De mon droit à ce qu’on me foute la paix !

Article en réaction à la tribune parue dans le Monde le 9 janvier 2018 à propos de « la liberté d’importuner ». Parce que j’avais besoin d’écrire  tout ça quelque part. 

Au « droit de se laisser importuner », j’oppose, moi, j’assume et je revendique, mon droit à ce QU’ON ME FOUTE LA PAIX !

Si j’ai envie ou besoin qu’on me laisse tranquille, mon droit le plus légitime, mon droit intrinsèque en tant qu’être humain… c’est qu’on me laisse tranquille.

« Mon corps, c’est mon corps ! », disait déjà une ritournelle qui empouvoirait les enfants au Québec en 1986 : « Tu as ton corps à toi, Laisse-moi le mien. »

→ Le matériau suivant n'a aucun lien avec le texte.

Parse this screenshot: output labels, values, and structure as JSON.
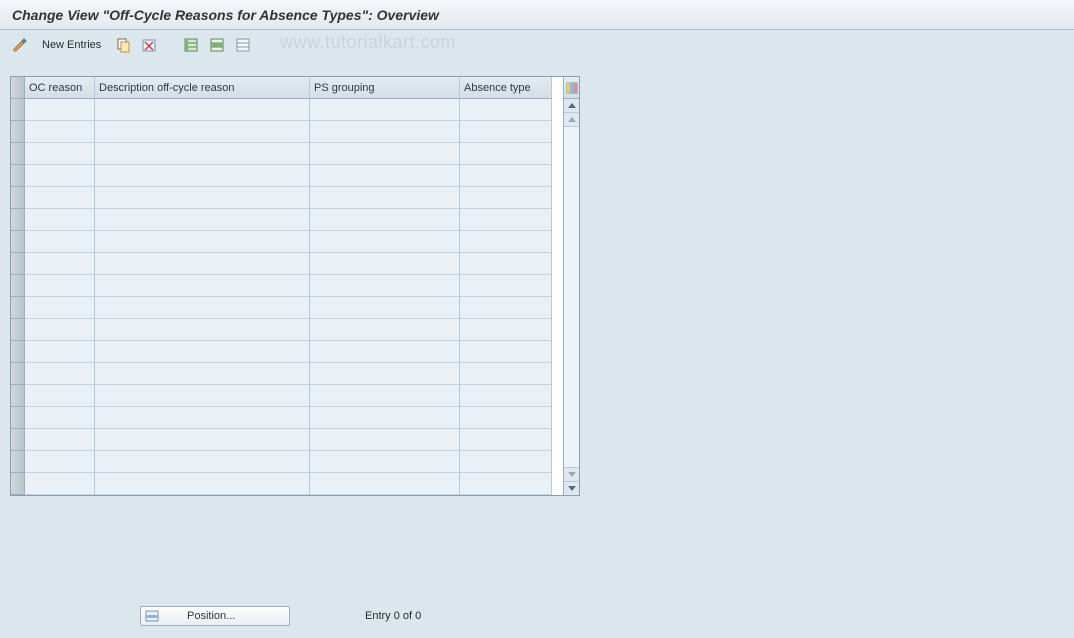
{
  "title": "Change View \"Off-Cycle Reasons for Absence Types\": Overview",
  "toolbar": {
    "new_entries_label": "New Entries"
  },
  "watermark": "www.tutorialkart.com",
  "table": {
    "columns": {
      "oc_reason": "OC reason",
      "description": "Description off-cycle reason",
      "ps_grouping": "PS grouping",
      "absence_type": "Absence type"
    },
    "rows": [
      {
        "oc_reason": "",
        "description": "",
        "ps_grouping": "",
        "absence_type": ""
      },
      {
        "oc_reason": "",
        "description": "",
        "ps_grouping": "",
        "absence_type": ""
      },
      {
        "oc_reason": "",
        "description": "",
        "ps_grouping": "",
        "absence_type": ""
      },
      {
        "oc_reason": "",
        "description": "",
        "ps_grouping": "",
        "absence_type": ""
      },
      {
        "oc_reason": "",
        "description": "",
        "ps_grouping": "",
        "absence_type": ""
      },
      {
        "oc_reason": "",
        "description": "",
        "ps_grouping": "",
        "absence_type": ""
      },
      {
        "oc_reason": "",
        "description": "",
        "ps_grouping": "",
        "absence_type": ""
      },
      {
        "oc_reason": "",
        "description": "",
        "ps_grouping": "",
        "absence_type": ""
      },
      {
        "oc_reason": "",
        "description": "",
        "ps_grouping": "",
        "absence_type": ""
      },
      {
        "oc_reason": "",
        "description": "",
        "ps_grouping": "",
        "absence_type": ""
      },
      {
        "oc_reason": "",
        "description": "",
        "ps_grouping": "",
        "absence_type": ""
      },
      {
        "oc_reason": "",
        "description": "",
        "ps_grouping": "",
        "absence_type": ""
      },
      {
        "oc_reason": "",
        "description": "",
        "ps_grouping": "",
        "absence_type": ""
      },
      {
        "oc_reason": "",
        "description": "",
        "ps_grouping": "",
        "absence_type": ""
      },
      {
        "oc_reason": "",
        "description": "",
        "ps_grouping": "",
        "absence_type": ""
      },
      {
        "oc_reason": "",
        "description": "",
        "ps_grouping": "",
        "absence_type": ""
      },
      {
        "oc_reason": "",
        "description": "",
        "ps_grouping": "",
        "absence_type": ""
      },
      {
        "oc_reason": "",
        "description": "",
        "ps_grouping": "",
        "absence_type": ""
      }
    ]
  },
  "footer": {
    "position_label": "Position...",
    "entry_text": "Entry 0 of 0"
  }
}
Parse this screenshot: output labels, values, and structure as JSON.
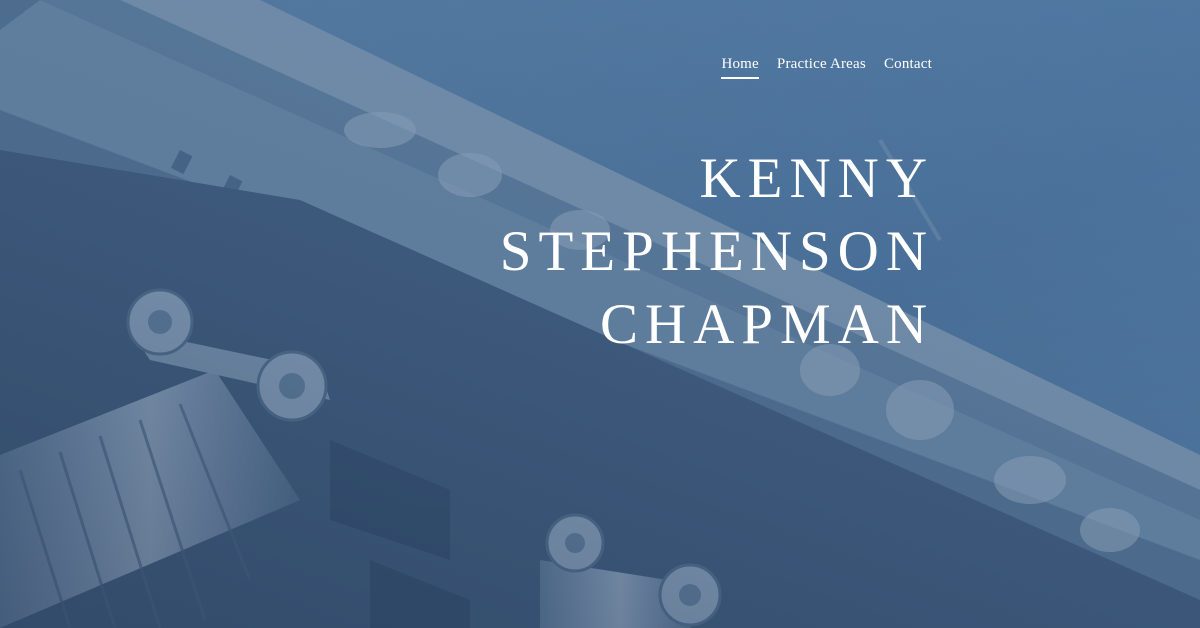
{
  "colors": {
    "sky": "#4d7096",
    "stone": "#6f8aa8",
    "stone_dark": "#2f4a6a",
    "text": "#ffffff"
  },
  "nav": {
    "items": [
      {
        "label": "Home",
        "active": true
      },
      {
        "label": "Practice Areas",
        "active": false
      },
      {
        "label": "Contact",
        "active": false
      }
    ]
  },
  "hero": {
    "title_lines": [
      "KENNY",
      "STEPHENSON",
      "CHAPMAN"
    ]
  }
}
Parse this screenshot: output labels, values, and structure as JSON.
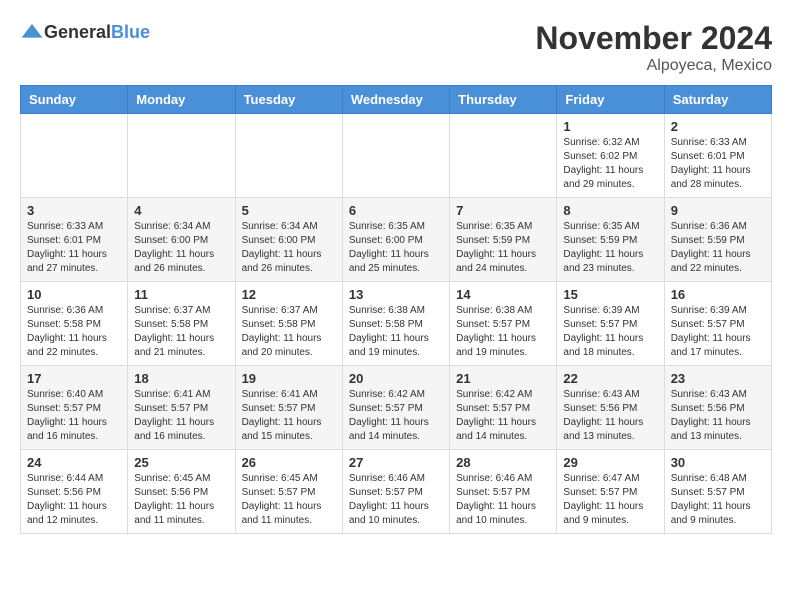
{
  "logo": {
    "text_general": "General",
    "text_blue": "Blue"
  },
  "header": {
    "month": "November 2024",
    "location": "Alpoyeca, Mexico"
  },
  "weekdays": [
    "Sunday",
    "Monday",
    "Tuesday",
    "Wednesday",
    "Thursday",
    "Friday",
    "Saturday"
  ],
  "weeks": [
    [
      {
        "day": "",
        "info": ""
      },
      {
        "day": "",
        "info": ""
      },
      {
        "day": "",
        "info": ""
      },
      {
        "day": "",
        "info": ""
      },
      {
        "day": "",
        "info": ""
      },
      {
        "day": "1",
        "info": "Sunrise: 6:32 AM\nSunset: 6:02 PM\nDaylight: 11 hours and 29 minutes."
      },
      {
        "day": "2",
        "info": "Sunrise: 6:33 AM\nSunset: 6:01 PM\nDaylight: 11 hours and 28 minutes."
      }
    ],
    [
      {
        "day": "3",
        "info": "Sunrise: 6:33 AM\nSunset: 6:01 PM\nDaylight: 11 hours and 27 minutes."
      },
      {
        "day": "4",
        "info": "Sunrise: 6:34 AM\nSunset: 6:00 PM\nDaylight: 11 hours and 26 minutes."
      },
      {
        "day": "5",
        "info": "Sunrise: 6:34 AM\nSunset: 6:00 PM\nDaylight: 11 hours and 26 minutes."
      },
      {
        "day": "6",
        "info": "Sunrise: 6:35 AM\nSunset: 6:00 PM\nDaylight: 11 hours and 25 minutes."
      },
      {
        "day": "7",
        "info": "Sunrise: 6:35 AM\nSunset: 5:59 PM\nDaylight: 11 hours and 24 minutes."
      },
      {
        "day": "8",
        "info": "Sunrise: 6:35 AM\nSunset: 5:59 PM\nDaylight: 11 hours and 23 minutes."
      },
      {
        "day": "9",
        "info": "Sunrise: 6:36 AM\nSunset: 5:59 PM\nDaylight: 11 hours and 22 minutes."
      }
    ],
    [
      {
        "day": "10",
        "info": "Sunrise: 6:36 AM\nSunset: 5:58 PM\nDaylight: 11 hours and 22 minutes."
      },
      {
        "day": "11",
        "info": "Sunrise: 6:37 AM\nSunset: 5:58 PM\nDaylight: 11 hours and 21 minutes."
      },
      {
        "day": "12",
        "info": "Sunrise: 6:37 AM\nSunset: 5:58 PM\nDaylight: 11 hours and 20 minutes."
      },
      {
        "day": "13",
        "info": "Sunrise: 6:38 AM\nSunset: 5:58 PM\nDaylight: 11 hours and 19 minutes."
      },
      {
        "day": "14",
        "info": "Sunrise: 6:38 AM\nSunset: 5:57 PM\nDaylight: 11 hours and 19 minutes."
      },
      {
        "day": "15",
        "info": "Sunrise: 6:39 AM\nSunset: 5:57 PM\nDaylight: 11 hours and 18 minutes."
      },
      {
        "day": "16",
        "info": "Sunrise: 6:39 AM\nSunset: 5:57 PM\nDaylight: 11 hours and 17 minutes."
      }
    ],
    [
      {
        "day": "17",
        "info": "Sunrise: 6:40 AM\nSunset: 5:57 PM\nDaylight: 11 hours and 16 minutes."
      },
      {
        "day": "18",
        "info": "Sunrise: 6:41 AM\nSunset: 5:57 PM\nDaylight: 11 hours and 16 minutes."
      },
      {
        "day": "19",
        "info": "Sunrise: 6:41 AM\nSunset: 5:57 PM\nDaylight: 11 hours and 15 minutes."
      },
      {
        "day": "20",
        "info": "Sunrise: 6:42 AM\nSunset: 5:57 PM\nDaylight: 11 hours and 14 minutes."
      },
      {
        "day": "21",
        "info": "Sunrise: 6:42 AM\nSunset: 5:57 PM\nDaylight: 11 hours and 14 minutes."
      },
      {
        "day": "22",
        "info": "Sunrise: 6:43 AM\nSunset: 5:56 PM\nDaylight: 11 hours and 13 minutes."
      },
      {
        "day": "23",
        "info": "Sunrise: 6:43 AM\nSunset: 5:56 PM\nDaylight: 11 hours and 13 minutes."
      }
    ],
    [
      {
        "day": "24",
        "info": "Sunrise: 6:44 AM\nSunset: 5:56 PM\nDaylight: 11 hours and 12 minutes."
      },
      {
        "day": "25",
        "info": "Sunrise: 6:45 AM\nSunset: 5:56 PM\nDaylight: 11 hours and 11 minutes."
      },
      {
        "day": "26",
        "info": "Sunrise: 6:45 AM\nSunset: 5:57 PM\nDaylight: 11 hours and 11 minutes."
      },
      {
        "day": "27",
        "info": "Sunrise: 6:46 AM\nSunset: 5:57 PM\nDaylight: 11 hours and 10 minutes."
      },
      {
        "day": "28",
        "info": "Sunrise: 6:46 AM\nSunset: 5:57 PM\nDaylight: 11 hours and 10 minutes."
      },
      {
        "day": "29",
        "info": "Sunrise: 6:47 AM\nSunset: 5:57 PM\nDaylight: 11 hours and 9 minutes."
      },
      {
        "day": "30",
        "info": "Sunrise: 6:48 AM\nSunset: 5:57 PM\nDaylight: 11 hours and 9 minutes."
      }
    ]
  ]
}
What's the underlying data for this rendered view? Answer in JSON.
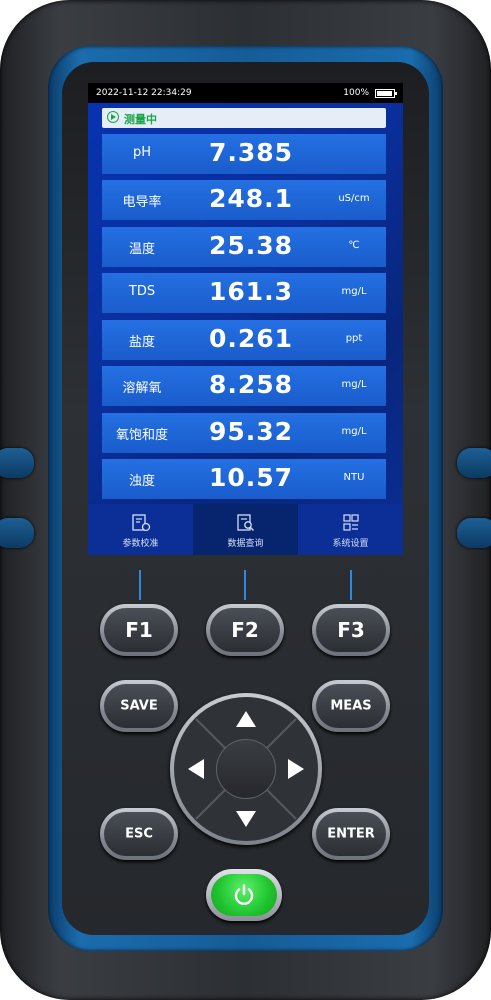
{
  "status_bar": {
    "datetime": "2022-11-12  22:34:29",
    "battery_percent": "100%",
    "battery_level": 1.0
  },
  "mode": {
    "label": "测量中",
    "icon": "play-circle-icon"
  },
  "readings": [
    {
      "name": "pH",
      "value": "7.385",
      "unit": ""
    },
    {
      "name": "电导率",
      "value": "248.1",
      "unit": "uS/cm"
    },
    {
      "name": "温度",
      "value": "25.38",
      "unit": "℃"
    },
    {
      "name": "TDS",
      "value": "161.3",
      "unit": "mg/L"
    },
    {
      "name": "盐度",
      "value": "0.261",
      "unit": "ppt"
    },
    {
      "name": "溶解氧",
      "value": "8.258",
      "unit": "mg/L"
    },
    {
      "name": "氧饱和度",
      "value": "95.32",
      "unit": "mg/L"
    },
    {
      "name": "浊度",
      "value": "10.57",
      "unit": "NTU"
    }
  ],
  "nav": [
    {
      "label": "参数校准",
      "icon": "calibration-icon",
      "active": false
    },
    {
      "label": "数据查询",
      "icon": "data-query-icon",
      "active": true
    },
    {
      "label": "系统设置",
      "icon": "grid-settings-icon",
      "active": false
    }
  ],
  "keys": {
    "f1": "F1",
    "f2": "F2",
    "f3": "F3",
    "save": "SAVE",
    "meas": "MEAS",
    "esc": "ESC",
    "enter": "ENTER"
  },
  "colors": {
    "screen_bg": "#0a2a8c",
    "row_bg": "#1f66d8",
    "accent_green": "#1aa64a",
    "frame_blue": "#155c97"
  }
}
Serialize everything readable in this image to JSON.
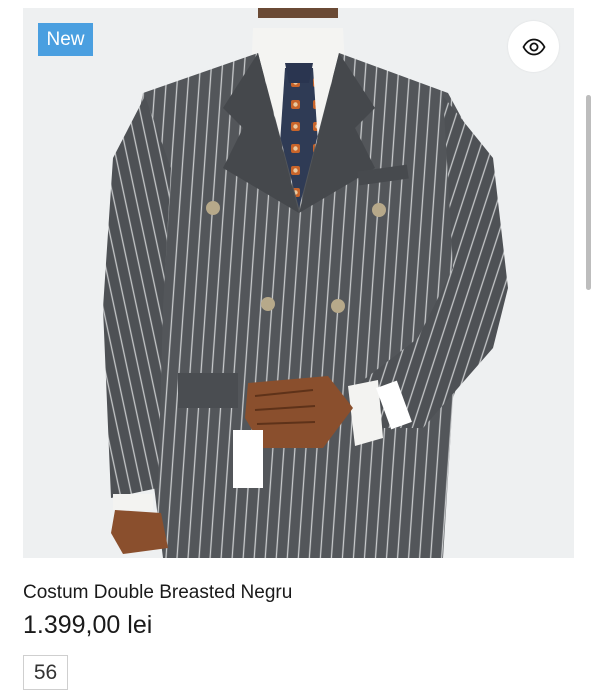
{
  "product": {
    "badge": "New",
    "title": "Costum Double Breasted Negru",
    "price": "1.399,00 lei",
    "sizes": [
      "56"
    ],
    "image_alt": "Striped double breasted suit on mannequin",
    "quick_view_icon": "eye-icon"
  },
  "colors": {
    "badge_bg": "#4a9fe0",
    "suit": "#505356",
    "background": "#eef0f1"
  }
}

Mon corps m’appartient. Personne n’a le droit d’y toucher sans mon consentement explicite. C’est compliqué à comprendre, ça ?

Comment ça, on devrait apprendre à nos petites filles à se méfier, se protéger, à… ne « pas provoquer » ? Hein ?

Et si on commençait par expliquer à nos enfants, quel que soit leur genre, à se respecter les un·es les autres ? À se respecter soi, et à respecter l’autre en tant qu’autre, qui a autant de droits et de légimité à « être », et à avoir ses propres désirs, envies ou besoins… que moi ?
Et si l’autre, son besoin, c’est qu’on lae laisse tranquille, alors mon devoir à moi, c’est de lae laisser tranquille !

Non, je n’ai pas envie qu’on « m’importune ». Par définition. Le mot « importuner » lui-même dit bien ce qu’il veut dire, avec tout le dérangement, le malaise, l’intrusion, qu’il contient :

Importuner

  1. Déplaire, ennuyer, fatiguer par des assiduités, des discours, des demandes, une présence hors de propos.
  2. (Par extension) Déplaire, ennuyer, en parlant de choses qui sont hors de propos ou semblent hors de propos. Synonymes : contrarier, embêter, (Vulgaire) emmerder, ennuyer, (Vulgaire) faire chier, (Familier) faire suer, (Familier) gonfler, pomper l’air, (Familier) casser les pieds, (Familier) prendre la tête.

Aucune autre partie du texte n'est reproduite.